Location: Uxmal, Yucatán, México
Length: 2 km
Companions: María, Elena, Ronaldo, Raúl, y los Migueles
Date: 26 January, 2019
A stormy Sunday morning walk along the beach. It was unusually empty because of the wind and even a little rain. People were fishing from the small pier, and pelicans were begging for handouts. The long pier runs six and a half kilometers out into the Gulf of Mexico, a highway over the waves to get to the cruise ships and freighters that dock out there. I walked to the working side of the beach, where the fishing boats were hauled up and the seaweed hasn't been raked off the sand. "Hola, m'hija," a man greeted me, and I was happy to be called his daughter.
Location: Puerto Progreso, Yucatán, México
Length: 5 km
Date: 20 January, 2019
Historic Centre of Mérida, Mexico
When I left the sun was throwing long shadows from the east, and when I returned, from the west. An all-day wander around the beautiful colonial Mexican city of Mérida. The city used to be a great Mayan city called T'hó, which was taken over by three Spanish men named Francisco de Montejo in 1542, and built over using enslaved Mayan labour and limestone.
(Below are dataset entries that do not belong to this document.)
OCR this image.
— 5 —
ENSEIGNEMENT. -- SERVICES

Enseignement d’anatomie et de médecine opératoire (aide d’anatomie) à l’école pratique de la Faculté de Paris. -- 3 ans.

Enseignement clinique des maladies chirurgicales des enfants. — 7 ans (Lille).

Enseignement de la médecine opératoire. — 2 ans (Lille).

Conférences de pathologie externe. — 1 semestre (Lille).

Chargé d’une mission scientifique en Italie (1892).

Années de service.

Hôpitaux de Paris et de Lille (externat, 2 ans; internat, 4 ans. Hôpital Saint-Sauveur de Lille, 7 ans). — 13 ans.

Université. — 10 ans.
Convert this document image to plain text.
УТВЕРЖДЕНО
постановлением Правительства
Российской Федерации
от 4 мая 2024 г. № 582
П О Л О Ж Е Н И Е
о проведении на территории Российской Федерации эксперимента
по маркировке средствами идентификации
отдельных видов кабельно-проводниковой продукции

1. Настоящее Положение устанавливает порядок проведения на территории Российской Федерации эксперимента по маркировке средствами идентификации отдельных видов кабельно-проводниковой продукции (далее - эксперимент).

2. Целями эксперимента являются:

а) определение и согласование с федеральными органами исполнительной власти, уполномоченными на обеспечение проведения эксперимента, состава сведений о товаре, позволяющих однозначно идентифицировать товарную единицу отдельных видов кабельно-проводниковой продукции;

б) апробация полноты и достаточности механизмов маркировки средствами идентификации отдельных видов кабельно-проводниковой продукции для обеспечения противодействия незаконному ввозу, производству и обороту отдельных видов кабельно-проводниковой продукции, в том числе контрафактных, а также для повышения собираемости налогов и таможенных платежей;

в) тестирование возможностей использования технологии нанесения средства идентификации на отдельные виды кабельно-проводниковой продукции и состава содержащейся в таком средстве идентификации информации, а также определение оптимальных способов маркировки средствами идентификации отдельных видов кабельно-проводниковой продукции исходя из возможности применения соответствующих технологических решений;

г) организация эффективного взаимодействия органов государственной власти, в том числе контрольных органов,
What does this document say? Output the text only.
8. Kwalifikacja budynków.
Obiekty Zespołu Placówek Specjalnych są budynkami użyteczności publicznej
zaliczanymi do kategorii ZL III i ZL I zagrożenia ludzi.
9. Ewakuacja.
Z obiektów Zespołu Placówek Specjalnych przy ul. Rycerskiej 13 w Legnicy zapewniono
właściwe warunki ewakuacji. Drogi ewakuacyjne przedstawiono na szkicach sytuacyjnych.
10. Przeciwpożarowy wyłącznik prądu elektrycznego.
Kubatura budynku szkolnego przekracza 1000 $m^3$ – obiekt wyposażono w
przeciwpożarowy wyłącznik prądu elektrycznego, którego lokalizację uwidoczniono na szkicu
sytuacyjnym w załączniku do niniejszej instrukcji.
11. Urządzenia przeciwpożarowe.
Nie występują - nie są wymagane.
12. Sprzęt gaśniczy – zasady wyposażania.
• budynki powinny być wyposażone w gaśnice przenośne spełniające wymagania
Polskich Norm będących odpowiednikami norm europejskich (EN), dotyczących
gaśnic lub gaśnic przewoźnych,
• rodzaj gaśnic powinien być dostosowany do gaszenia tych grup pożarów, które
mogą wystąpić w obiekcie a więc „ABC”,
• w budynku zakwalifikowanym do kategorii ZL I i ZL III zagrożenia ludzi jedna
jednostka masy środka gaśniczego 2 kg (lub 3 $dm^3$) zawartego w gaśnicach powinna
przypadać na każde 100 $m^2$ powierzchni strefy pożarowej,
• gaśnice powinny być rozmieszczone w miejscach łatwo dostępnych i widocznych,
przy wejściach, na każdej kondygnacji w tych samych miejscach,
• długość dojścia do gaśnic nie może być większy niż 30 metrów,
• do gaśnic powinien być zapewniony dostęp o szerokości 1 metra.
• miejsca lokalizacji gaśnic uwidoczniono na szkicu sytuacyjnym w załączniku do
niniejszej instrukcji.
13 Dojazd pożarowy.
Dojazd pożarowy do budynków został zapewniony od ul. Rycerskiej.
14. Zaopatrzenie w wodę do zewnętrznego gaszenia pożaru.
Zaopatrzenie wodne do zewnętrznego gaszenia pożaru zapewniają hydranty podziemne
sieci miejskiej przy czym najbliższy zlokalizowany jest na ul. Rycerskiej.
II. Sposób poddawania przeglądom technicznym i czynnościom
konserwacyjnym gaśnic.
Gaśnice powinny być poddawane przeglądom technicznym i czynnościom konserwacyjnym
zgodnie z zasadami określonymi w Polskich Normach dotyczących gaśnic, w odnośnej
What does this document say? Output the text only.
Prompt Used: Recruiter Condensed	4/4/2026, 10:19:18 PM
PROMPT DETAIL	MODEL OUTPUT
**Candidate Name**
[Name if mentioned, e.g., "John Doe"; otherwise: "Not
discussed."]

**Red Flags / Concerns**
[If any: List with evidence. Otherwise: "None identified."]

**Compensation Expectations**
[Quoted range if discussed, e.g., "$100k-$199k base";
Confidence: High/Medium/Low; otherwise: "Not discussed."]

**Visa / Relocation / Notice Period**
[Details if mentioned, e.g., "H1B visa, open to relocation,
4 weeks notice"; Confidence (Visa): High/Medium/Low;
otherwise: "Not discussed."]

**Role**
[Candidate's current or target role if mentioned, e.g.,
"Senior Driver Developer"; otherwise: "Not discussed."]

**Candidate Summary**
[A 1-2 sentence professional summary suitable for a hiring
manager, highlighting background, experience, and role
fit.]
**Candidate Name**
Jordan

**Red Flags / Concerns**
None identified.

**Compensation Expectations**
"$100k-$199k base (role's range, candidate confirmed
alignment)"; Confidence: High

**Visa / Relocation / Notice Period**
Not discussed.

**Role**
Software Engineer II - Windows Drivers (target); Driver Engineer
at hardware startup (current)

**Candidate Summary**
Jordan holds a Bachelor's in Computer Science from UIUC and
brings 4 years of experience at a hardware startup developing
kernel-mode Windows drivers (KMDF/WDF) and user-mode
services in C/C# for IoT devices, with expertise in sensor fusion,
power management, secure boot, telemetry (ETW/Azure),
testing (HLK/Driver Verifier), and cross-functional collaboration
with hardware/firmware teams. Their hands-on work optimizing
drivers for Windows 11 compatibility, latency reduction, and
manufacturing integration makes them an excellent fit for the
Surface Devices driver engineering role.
As a foreigner, so far I stick mostly to the historic centre of town, the tourist areas. The beauty of it is partly from the sun. But then there's the colour, and the huge green trees, the centuries-old churches, the narrow crowded sidewalks, the hectic dirty market, breakdancers in the park, old mansions everywhere, the historic walking tour that was a part of my all-day walk, the craft vendors, the secret courtyards. I took lots of breaks, sitting in different plazas in the shade and resting my feet, just one among many enjoying the day and each other. The city is lively, lovely, but the air sounds and smells like traffic.